Elena miraba su cuadro encaramado en su propio altar.
Había ido a su estudio a empaquetar los tres lienzos que había escogido para llevarlos a la galería. Quedaba una semana para la inauguración de la Feria y los nervios empezaban a llamar a la puerta.
No era la primera vez que Elena exponía y había un par de galerías (supermercados de arte) que de tanto en tanto sacaban a la luz algún cuadro suyo.
Pero siempre había nervios. Da igual cuántas veces hubiera pasado por ese infierno.

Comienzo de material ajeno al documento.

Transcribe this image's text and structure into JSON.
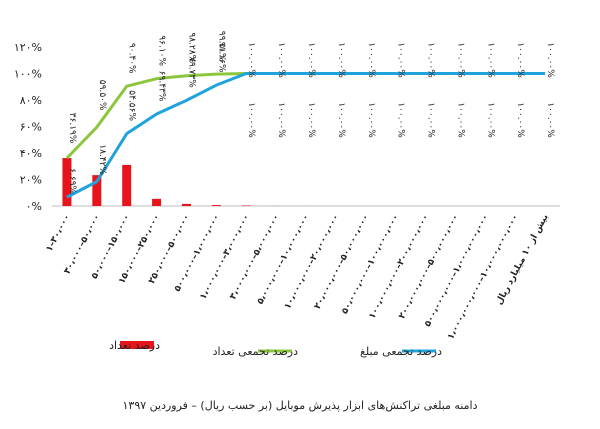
{
  "chart_data": {
    "type": "bar",
    "title": "",
    "caption": "دامنه مبلغی تراکنش‌های ابزار پذیرش موبایل (بر حسب ریال) – فروردین ۱۳۹۷",
    "ylim": [
      0,
      120
    ],
    "yticks": [
      0,
      20,
      40,
      60,
      80,
      100,
      120
    ],
    "ytick_labels": [
      "۰%",
      "۲۰%",
      "۴۰%",
      "۶۰%",
      "۸۰%",
      "۱۰۰%",
      "۱۲۰%"
    ],
    "grid": false,
    "legend_position": "bottom",
    "categories": [
      "۱–۳۰،۰۰۰",
      "۳۰،۰۰۰–۵۰،۰۰۰",
      "۵۰،۰۰۰–۱۵۰،۰۰۰",
      "۱۵۰،۰۰۰–۲۵۰،۰۰۰",
      "۲۵۰،۰۰۰–۵۰۰،۰۰۰",
      "۵۰۰،۰۰۰–۱،۰۰۰،۰۰۰",
      "۱،۰۰۰،۰۰۰–۳،۰۰۰،۰۰۰",
      "۳،۰۰۰،۰۰۰–۵،۰۰۰،۰۰۰",
      "۵،۰۰۰،۰۰۰–۱۰،۰۰۰،۰۰۰",
      "۱۰،۰۰۰،۰۰۰–۲۰،۰۰۰،۰۰۰",
      "۲۰،۰۰۰،۰۰۰–۵۰،۰۰۰،۰۰۰",
      "۵۰،۰۰۰،۰۰۰–۱۰۰،۰۰۰،۰۰۰",
      "۱۰۰،۰۰۰،۰۰۰–۲۰۰،۰۰۰،۰۰۰",
      "۲۰۰،۰۰۰،۰۰۰–۵۰۰،۰۰۰،۰۰۰",
      "۵۰۰،۰۰۰،۰۰۰–۱،۰۰۰،۰۰۰،۰۰۰",
      "۱،۰۰۰،۰۰۰،۰۰۰–۱۰،۰۰۰،۰۰۰،۰۰۰",
      "بیش از ۱۰ میلیارد ریال"
    ],
    "series": [
      {
        "name": "درصد تعداد",
        "type": "bar",
        "color": "#e8141c",
        "values": [
          36.2,
          23.3,
          31.0,
          5.4,
          1.6,
          0.7,
          0.4,
          0.05,
          0.03,
          0.02,
          0.01,
          0.01,
          0,
          0,
          0,
          0,
          0
        ]
      },
      {
        "name": "درصد تجمعی تعداد",
        "type": "line",
        "color": "#8cc63f",
        "values": [
          36.2,
          59.5,
          90.4,
          96.1,
          98.3,
          99.5,
          100,
          100,
          100,
          100,
          100,
          100,
          100,
          100,
          100,
          100,
          100
        ],
        "labels": [
          "۳۶.۱۹%",
          "۵۹.۵۰%",
          "۹۰.۴۰%",
          "۹۶.۱۰%",
          "۹۸.۲۸%",
          "۹۹.۵۱%",
          "۱۰۰.۰۰%",
          "۱۰۰.۰۰%",
          "۱۰۰.۰۰%",
          "۱۰۰.۰۰%",
          "۱۰۰.۰۰%",
          "۱۰۰.۰۰%",
          "۱۰۰.۰۰%",
          "۱۰۰.۰۰%",
          "۱۰۰.۰۰%",
          "۱۰۰.۰۰%",
          "۱۰۰.۰۰%"
        ]
      },
      {
        "name": "درصد تجمعی مبلغ",
        "type": "line",
        "color": "#1fa3dc",
        "values": [
          6.7,
          18.4,
          54.6,
          69.4,
          79.7,
          91.2,
          100,
          100,
          100,
          100,
          100,
          100,
          100,
          100,
          100,
          100,
          100
        ],
        "labels": [
          "۶.۶۹%",
          "۱۸.۴۲%",
          "۵۴.۵۶%",
          "۶۹.۴۳%",
          "۷۹.۷۳%",
          "۹۱.۱۶%",
          "۱۰۰.۰۰%",
          "۱۰۰.۰۰%",
          "۱۰۰.۰۰%",
          "۱۰۰.۰۰%",
          "۱۰۰.۰۰%",
          "۱۰۰.۰۰%",
          "۱۰۰.۰۰%",
          "۱۰۰.۰۰%",
          "۱۰۰.۰۰%",
          "۱۰۰.۰۰%",
          "۱۰۰.۰۰%"
        ]
      }
    ]
  }
}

Elena seguía sin recordar cómo y cuándo había terminado su obra de forma tan precisa y redonda. Pero lo peor era la terrible pregunta que le empezaba a rondar y que intentaba espantar como a una mosca cojonera.
¿Fue ella quien lo hizo?
La mosca seguía ahí. Su batir de alas ocupaba cada vez más espacio en el cerebro de Elena.
Y si no fue ella, ¿quién?
Había otro juego de llaves en casa de su madre. Pero no se imagina a Mamá yendo a su estudio y mucho menos tocando sus obras. Mamá era más del estilo de tirar la piedra y ni siquiera esconder la mano, es decir, de la crítica constructiva (hiriente en cualquier caso). Soltaría un “A eso le falta un no sé qué”, se quedaría tan pancha y cambiaría de tema. En eso era igual que Laura.
¿Laura?
No, Laura pasaba de la pintura. Nunca le había interesado lo más mínimo y no sabría hacer ni un círculo a mano alzada (o la “O” con un canuto).
El caso es que estaba hecho y bien hecho, no había que darle más vueltas.
Elena bajó el lienzo del caballete con mucho cuidado. Lo envolvió con plástico de burbujas, le colocó unas cantoneras de cartón, lo protegió con unas planchas de contrachapado a medida y vuelta a las burbujas.
Ahora había que llevarlos a la galería, ellos se encargarían de trasladar todas las obras a la exposición.
Lo lógico hubiera sido contratar una empresa de transportes pero eso no entraba en los planes de Elena. Ni se fiaba ni tenía presupuesto.
Una de las primeras cosas que había aprendido como artista es que los cuadros no debían ser muy grandes. Primero y más importante, la gente que pretende comprar una obra de un pintor desconocido no suele tener paredes inmensas en salones diáfanos (cuando ya se es famoso uno puede hacer lo que le de la gana y siempre habrá alguna pared para tu obra). Y lo segundo (tampoco vale para ricos y afamados artistas), el propio creador tiene que ser capaz de mover y trasladar su obra.
Había que ser práctico.
Mientras Elena embalaba y bajaba los cuadros a la calle, Pablo no había dejado de dar vueltas a la manzana. Encontrar aparcamiento en esa zona era misión imposible y quedarse parado en la calle frente al portal, misión suicida (la estrechez de la calle sólo permitía el paso de un coche y en muchos casos llevándose por delante una ristra de retrovisores), a menos que tuvieras la pachorra (y Pablo no la tenía) de quedarte parado haciendo oídos sordos a pitidos e insultos.